The year 2002 saw the passing away of two great former CERN director-generals, Willibald Jentschke on 11 March and Viki Weisskopf on 21 April. On 31 October, the laboratory hosted a symposium to remember Willi, a man of great charm and an intelligent leader.
In organizing this symposium, we felt it appropriate to focus the discussions on the discovery of neutral currents, which was probably the highlight of Willi’s mandate. At the time, this was seen as a major step forward, and it was indeed a very great discovery. Yet for a number of reasons it somehow escaped celebration. It seems strange today that such an important event should have been left unattended, and it is interesting to consider why that might have been. Perhaps it is because many of the experimental physicists involved died prematurely. That is one possibility; others may offer different explanations.
To discuss neutral currents, and perhaps throw some light on why their discovery remained relatively obscure, we invited a distinguished theorist in the person of Tini Veltman and a distinguished experimentalist in the person of Don Perkins to talk at the symposium. Talks from Herwig Schopper and Klaus Winter were devoted to Willi’s life and personality.
Another major development that took place at CERN just as Willi’s mandate began is the start of the Intersecting Storage Rings (ISR), the world’s first hadron collider. Kjell Johnsen’s talk covers that important episode in the history of our field.

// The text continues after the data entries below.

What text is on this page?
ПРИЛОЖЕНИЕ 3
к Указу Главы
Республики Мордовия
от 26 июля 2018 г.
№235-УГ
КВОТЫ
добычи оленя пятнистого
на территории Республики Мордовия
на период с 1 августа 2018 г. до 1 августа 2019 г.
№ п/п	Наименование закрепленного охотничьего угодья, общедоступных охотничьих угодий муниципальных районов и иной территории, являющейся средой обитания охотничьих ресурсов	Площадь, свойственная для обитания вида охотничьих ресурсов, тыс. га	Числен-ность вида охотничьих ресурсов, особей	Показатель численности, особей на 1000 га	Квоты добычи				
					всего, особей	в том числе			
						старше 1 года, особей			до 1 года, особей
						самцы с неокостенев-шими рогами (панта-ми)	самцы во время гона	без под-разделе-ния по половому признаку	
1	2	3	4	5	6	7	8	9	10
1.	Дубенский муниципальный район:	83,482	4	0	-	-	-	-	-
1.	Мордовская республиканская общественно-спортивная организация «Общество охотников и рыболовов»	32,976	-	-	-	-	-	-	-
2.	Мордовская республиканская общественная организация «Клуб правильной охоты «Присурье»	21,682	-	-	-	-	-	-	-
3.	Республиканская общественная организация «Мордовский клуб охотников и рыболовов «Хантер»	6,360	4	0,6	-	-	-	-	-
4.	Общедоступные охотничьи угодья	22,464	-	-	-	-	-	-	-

The years of Willibald Jentschke’s mandate between 1971 and 1975 were, in my view, the years when CERN emerged as a leading laboratory and I am sure that this is due to the insight and vision of this great director-general. However, there is another laboratory on which he left an even greater mark, and that of course is DESY, the laboratory that he founded in Hamburg. For that reason, we invited Erich Lohrmann, one of DESY’s first physicists, to tell us the extraordinary story of how DESY came to be.
I would like to thank Cecilia Jarlskog and Daniel Treille, who both put so much effort into organizing the two symposia hosted at CERN in 2002 in honour of Viki Weisskopf and Willibald Jentschke, two men who played such important roles in the history of CERN.